Smoking, drinking and lack of physical exercise make women more prone to development of osteoporosis.

Dietary habits

Poor eating habits and diets that do not supply enough of calcium are other predisposing factors for osteoporosis.

Genetic factors

Research has shown that genes play a pivotal role in development of osteoporosis. The variations in the genetic factor of chromosome 20 in post menopausal women have more chances of having decreased bone tissue.

Osteoporosis Symptoms

Osteoporosis is referred to as the ‘silent disease’ as most of the time the loss of bone tissue occurs with no obvious symptoms in the early stages. During the advanced stage the symptoms include :

  • Pain in joints due to bone tenderness
  • Fractures
  • Decreased height
  • Neck pain and pain in the lower back region because of fractures of the spinal column
  • Development of ‘kyphosis’ which means a curved or bent posture, also referred to as Dowager’s hump.

Osteoporosis Diagnosis

Bone mineral density (BMD) tests are non-invasive, painless and safe. This test achieves the following :

  • Measures bone density of the spine, wrist and or hips.
  • Provides insight into the degree and stage of osteoporosis.
  • Detects low bone density before a fracture.
  • Monitors the effectiveness of treatment in between intervals.

Osteoporosis Complications

Complications of osteoporosis include :

  • Hip and wrist fractures
  • Difficulty walking
  • Permanent disability
  • Compression fractures of the spine
  • Collapsed vertebrae
  • Spinal deformities

Osteoporosis Treatment

Based on the guidelines provided by the American College of Physicians, the treatment of osteoporosis revolves around the following objectives.

  • Providing relief to the patient by controlling the pain.
  • Prevention of fractures.
  • Calcium and vitamin D supplements for bone strength.
  • Slow down and eventually arrest loss of bone tissue.
  • Modification in lifestyle factors.
  • Change in dietary habits.
  • Muscle strengthening exercises.

Osteoporosis treatment includes three broad categories:


Supplements of calcium and vitamin D are the cornerstone of any therapy for osteoporosis.

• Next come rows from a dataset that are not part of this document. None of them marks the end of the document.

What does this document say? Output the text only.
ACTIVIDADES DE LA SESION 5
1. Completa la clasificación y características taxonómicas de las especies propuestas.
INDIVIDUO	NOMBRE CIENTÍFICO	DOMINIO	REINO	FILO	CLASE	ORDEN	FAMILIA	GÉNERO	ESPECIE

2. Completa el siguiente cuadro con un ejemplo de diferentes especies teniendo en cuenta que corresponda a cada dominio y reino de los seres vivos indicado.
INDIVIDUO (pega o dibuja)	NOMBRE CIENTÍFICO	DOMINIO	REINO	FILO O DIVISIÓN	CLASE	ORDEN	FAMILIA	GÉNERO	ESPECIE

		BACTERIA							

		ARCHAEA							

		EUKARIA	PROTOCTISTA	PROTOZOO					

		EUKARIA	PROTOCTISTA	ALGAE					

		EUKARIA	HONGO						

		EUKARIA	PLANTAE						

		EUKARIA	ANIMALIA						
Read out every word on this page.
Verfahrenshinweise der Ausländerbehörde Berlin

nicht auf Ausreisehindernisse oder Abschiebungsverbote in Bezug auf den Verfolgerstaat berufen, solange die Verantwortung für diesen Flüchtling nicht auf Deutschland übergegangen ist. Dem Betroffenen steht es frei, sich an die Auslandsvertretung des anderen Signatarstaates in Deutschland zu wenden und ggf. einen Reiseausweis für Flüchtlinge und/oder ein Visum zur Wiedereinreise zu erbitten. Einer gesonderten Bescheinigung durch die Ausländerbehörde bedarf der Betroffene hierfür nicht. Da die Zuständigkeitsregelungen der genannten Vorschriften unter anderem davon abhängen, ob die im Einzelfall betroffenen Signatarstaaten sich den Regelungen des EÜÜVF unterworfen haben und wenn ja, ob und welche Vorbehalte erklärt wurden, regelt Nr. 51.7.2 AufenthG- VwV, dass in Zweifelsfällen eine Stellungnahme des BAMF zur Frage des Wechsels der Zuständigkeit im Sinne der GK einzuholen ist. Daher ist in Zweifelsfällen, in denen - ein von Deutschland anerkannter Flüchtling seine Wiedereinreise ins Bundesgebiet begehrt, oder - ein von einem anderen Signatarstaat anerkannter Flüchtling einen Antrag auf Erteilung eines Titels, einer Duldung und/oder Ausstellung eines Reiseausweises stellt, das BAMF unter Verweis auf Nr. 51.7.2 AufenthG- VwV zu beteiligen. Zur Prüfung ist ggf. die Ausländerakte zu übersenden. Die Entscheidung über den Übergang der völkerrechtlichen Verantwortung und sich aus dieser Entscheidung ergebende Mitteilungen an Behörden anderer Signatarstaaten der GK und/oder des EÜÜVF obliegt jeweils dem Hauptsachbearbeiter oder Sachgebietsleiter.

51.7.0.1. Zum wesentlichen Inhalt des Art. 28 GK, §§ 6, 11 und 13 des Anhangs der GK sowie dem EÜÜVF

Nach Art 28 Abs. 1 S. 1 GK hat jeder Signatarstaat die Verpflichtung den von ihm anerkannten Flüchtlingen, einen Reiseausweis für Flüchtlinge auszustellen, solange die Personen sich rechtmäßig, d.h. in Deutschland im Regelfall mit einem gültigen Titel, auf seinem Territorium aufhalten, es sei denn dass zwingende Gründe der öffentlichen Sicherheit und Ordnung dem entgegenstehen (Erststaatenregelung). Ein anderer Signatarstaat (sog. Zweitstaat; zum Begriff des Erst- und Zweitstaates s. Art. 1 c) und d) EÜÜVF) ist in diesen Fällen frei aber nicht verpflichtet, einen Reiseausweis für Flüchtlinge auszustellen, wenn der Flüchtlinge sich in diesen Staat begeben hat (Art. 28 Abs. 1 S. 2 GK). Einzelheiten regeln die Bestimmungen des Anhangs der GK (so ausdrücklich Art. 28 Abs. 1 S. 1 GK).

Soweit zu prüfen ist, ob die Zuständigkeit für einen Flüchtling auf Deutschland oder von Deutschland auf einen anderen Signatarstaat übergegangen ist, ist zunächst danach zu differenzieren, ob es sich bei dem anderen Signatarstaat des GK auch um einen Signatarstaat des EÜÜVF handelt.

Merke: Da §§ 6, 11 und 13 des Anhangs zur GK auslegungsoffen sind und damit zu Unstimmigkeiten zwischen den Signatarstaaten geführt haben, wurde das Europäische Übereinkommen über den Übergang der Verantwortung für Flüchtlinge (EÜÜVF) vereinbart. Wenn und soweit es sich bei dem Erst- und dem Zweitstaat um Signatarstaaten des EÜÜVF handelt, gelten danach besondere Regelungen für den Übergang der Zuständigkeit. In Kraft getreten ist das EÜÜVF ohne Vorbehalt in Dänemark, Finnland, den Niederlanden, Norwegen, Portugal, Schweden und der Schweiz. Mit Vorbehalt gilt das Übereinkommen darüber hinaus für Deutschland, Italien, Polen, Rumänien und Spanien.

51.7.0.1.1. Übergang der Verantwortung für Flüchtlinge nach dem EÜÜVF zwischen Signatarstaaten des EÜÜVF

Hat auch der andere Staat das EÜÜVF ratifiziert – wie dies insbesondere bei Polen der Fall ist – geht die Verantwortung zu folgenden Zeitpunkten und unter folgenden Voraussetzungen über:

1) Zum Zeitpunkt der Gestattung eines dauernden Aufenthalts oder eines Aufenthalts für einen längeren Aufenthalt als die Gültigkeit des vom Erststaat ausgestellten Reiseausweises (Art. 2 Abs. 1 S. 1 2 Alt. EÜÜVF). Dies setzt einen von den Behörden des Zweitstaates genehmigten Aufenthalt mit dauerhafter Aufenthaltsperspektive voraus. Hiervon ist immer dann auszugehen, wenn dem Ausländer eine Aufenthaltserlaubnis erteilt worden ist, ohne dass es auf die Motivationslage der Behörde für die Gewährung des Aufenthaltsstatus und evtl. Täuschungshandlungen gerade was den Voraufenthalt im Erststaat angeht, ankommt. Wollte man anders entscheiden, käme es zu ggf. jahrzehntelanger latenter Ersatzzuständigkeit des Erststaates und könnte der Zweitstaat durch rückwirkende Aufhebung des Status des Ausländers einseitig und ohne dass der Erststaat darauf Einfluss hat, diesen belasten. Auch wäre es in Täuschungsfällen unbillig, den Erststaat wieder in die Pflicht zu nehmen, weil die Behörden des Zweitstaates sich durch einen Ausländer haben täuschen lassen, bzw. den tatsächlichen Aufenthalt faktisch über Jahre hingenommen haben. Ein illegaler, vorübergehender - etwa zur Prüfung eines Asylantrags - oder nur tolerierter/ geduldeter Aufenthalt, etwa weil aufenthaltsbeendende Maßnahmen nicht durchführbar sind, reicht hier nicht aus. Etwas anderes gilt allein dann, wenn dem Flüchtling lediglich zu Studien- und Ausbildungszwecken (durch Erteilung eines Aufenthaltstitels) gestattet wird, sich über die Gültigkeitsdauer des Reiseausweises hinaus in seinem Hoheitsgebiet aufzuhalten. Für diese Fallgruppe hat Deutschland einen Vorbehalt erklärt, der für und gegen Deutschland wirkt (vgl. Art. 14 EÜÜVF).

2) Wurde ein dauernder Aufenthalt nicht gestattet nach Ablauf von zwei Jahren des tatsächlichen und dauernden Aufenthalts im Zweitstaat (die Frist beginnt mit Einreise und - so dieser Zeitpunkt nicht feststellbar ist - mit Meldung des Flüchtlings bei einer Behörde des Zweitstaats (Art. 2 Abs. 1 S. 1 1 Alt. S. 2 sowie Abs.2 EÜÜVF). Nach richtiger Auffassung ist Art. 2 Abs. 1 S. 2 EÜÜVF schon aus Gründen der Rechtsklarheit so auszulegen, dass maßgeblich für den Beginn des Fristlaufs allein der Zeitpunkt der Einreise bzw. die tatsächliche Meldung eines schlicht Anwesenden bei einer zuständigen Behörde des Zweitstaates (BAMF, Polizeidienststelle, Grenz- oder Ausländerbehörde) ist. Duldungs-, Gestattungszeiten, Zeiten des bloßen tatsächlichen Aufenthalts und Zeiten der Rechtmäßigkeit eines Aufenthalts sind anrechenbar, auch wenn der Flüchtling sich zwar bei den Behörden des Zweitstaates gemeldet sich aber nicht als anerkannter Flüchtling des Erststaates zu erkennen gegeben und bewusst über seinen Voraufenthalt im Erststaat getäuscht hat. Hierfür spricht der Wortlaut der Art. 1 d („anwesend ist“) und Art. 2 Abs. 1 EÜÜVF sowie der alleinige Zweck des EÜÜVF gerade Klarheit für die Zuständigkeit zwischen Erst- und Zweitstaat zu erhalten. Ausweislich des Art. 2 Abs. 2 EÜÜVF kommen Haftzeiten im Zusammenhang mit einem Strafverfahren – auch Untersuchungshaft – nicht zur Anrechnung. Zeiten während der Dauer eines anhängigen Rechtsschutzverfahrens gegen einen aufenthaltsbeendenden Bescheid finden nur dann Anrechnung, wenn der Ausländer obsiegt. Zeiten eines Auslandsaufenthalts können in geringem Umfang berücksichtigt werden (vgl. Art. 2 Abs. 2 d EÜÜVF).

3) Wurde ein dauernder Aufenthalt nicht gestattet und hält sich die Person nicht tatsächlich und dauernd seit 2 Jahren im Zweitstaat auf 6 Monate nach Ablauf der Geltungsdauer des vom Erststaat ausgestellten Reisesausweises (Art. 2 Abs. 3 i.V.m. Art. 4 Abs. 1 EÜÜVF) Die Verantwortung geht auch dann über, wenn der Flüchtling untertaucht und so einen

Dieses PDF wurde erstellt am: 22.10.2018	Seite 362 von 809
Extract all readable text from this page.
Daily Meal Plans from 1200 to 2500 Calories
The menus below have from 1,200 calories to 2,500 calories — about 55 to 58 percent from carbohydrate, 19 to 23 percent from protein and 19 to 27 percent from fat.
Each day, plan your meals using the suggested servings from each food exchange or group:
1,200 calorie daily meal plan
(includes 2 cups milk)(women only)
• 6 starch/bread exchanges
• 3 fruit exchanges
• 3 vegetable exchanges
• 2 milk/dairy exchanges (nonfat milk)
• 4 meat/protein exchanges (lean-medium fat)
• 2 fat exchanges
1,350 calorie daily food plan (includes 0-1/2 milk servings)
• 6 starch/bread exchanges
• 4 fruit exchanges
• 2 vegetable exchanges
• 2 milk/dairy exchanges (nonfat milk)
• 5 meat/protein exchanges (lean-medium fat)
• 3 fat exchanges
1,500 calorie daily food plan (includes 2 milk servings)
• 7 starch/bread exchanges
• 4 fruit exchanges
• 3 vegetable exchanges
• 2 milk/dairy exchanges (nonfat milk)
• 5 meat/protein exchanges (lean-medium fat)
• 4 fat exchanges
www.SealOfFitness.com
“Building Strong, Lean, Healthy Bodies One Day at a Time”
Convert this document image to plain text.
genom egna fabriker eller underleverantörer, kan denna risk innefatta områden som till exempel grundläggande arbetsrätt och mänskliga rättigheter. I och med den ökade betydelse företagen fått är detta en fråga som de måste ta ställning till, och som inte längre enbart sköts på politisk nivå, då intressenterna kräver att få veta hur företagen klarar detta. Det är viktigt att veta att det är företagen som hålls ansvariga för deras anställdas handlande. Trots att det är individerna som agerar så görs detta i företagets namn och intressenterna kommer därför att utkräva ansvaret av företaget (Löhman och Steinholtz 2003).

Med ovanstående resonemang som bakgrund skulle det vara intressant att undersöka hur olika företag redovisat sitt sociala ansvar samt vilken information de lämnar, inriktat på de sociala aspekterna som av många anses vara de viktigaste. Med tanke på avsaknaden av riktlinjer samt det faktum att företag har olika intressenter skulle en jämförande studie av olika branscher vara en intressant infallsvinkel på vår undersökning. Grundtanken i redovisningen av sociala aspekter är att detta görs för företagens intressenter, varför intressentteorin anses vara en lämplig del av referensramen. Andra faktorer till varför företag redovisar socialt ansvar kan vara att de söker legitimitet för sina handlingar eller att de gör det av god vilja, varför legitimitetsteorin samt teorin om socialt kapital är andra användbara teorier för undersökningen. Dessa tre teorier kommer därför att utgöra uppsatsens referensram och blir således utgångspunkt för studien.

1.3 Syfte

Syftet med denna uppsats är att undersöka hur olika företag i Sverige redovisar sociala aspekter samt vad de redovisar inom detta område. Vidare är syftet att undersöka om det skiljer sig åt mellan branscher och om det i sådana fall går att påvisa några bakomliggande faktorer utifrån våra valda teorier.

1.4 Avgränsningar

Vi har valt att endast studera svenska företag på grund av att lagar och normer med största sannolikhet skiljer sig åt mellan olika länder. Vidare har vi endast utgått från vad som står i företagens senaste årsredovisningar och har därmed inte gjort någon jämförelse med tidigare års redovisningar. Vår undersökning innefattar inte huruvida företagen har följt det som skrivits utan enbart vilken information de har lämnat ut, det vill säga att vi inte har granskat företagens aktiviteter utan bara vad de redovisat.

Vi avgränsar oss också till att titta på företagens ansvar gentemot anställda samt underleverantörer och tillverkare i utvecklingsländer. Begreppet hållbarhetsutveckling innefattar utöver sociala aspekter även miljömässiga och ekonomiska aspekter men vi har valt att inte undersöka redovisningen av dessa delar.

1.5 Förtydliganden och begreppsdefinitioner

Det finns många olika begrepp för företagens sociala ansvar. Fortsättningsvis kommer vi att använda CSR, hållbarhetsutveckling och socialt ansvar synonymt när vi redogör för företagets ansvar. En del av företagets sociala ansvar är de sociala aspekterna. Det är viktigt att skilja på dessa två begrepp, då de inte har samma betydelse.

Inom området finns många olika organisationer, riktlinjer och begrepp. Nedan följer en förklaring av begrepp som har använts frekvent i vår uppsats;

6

Several osteoporotic medications such as bisphosphonates, estrogen, parathyroid hormone and raloxifene need to be administered. Oral analgesics (painkillers) can be given when required in order to provide relief from pain. Moist hot packs and transcutaneous nerve stimulation are helpful to ease aches and pains associated with osteoporosis.


Surgical procedures do not treat osteoporosis itself but the complications of the disease. Vertebroplasty and kyphoplasty may be carried out to manage and treat painful osteoporotic vertebral compression fractures.


Foods rich in calcium should form the major part of the diet. Calcium and vitamin D rich foods help in effective management and treatment of the disease as well.